The suggestion that log file I/O can be parallelized with 64K or 1M striping is doubtful. Log file I/O operations are normally just a few K in size, and can only be parallelized by very fine grained striping. Further, as the Ixora tip on Disk Configuration for Online Log Files explains, because rotational latency should dominate the service time any striping actually degrades performance, although with 64K or 1M striping the negative effect will not be very noticeable. Anyway, the claim that there might be some benefit from such striping is plainly wrong.

Also, the suggestion that seek time due to I/O interference will not be a significant problem is crazy. The paper earlier gives specifications for a typical modern disk showing an average rotational latency of 3ms, and seek times between 1ms and 11ms depending on the distance seeked. So if the log files are striped together with other frequently accessed data on the outside half of the disks there will be a service time degradation of between 50% and 100%, and up to 200% if no such distinction is made between frequently and infrequently accessed data.

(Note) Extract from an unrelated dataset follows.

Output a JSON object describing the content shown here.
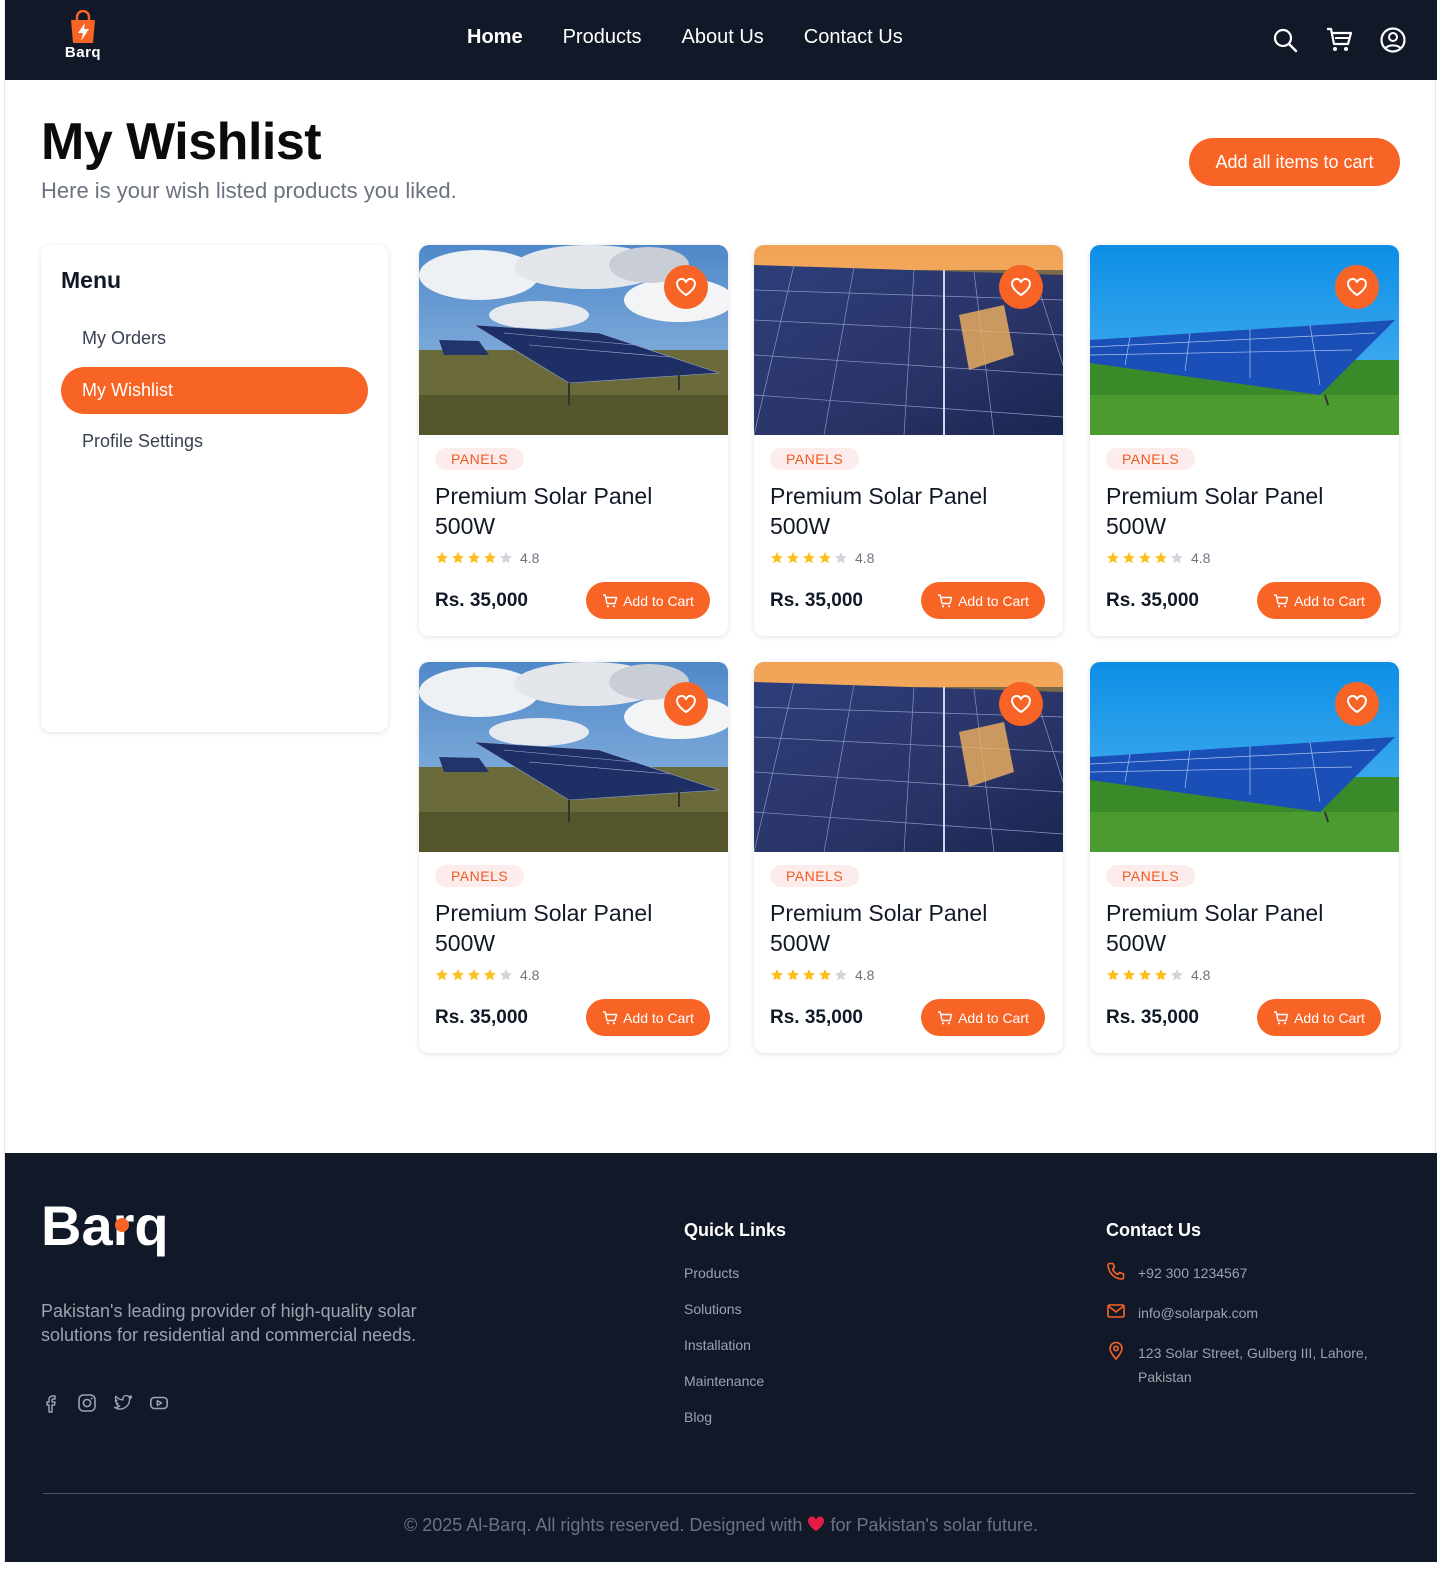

Anyway you look at it, striping the log files together with everything else makes no sense. Then again, SAME makes no sense for a data warehouse anyway as I argued in the item in Ixora News. In particular, SAME makes no allowance for how you might add extra disk capacity in future without either introducing a hot spot or undertaking a major disk reorganization.

We are planning to implement the SAME technology for our data warehouse on newly bought IBM ESS. I read your view on this new concept. I agree with your view where you can get much better performance if you carefully spread the load.

In the article you mention "stripe and mirror everything (except the online log files)". Do you see any reason why you are excluding the online log files because the paper suggests stripe the log files also along with other datafiles. Can you please give some input on this so that I can convince my users not to go with SAME technology or at least not to stripe the online logs with other data.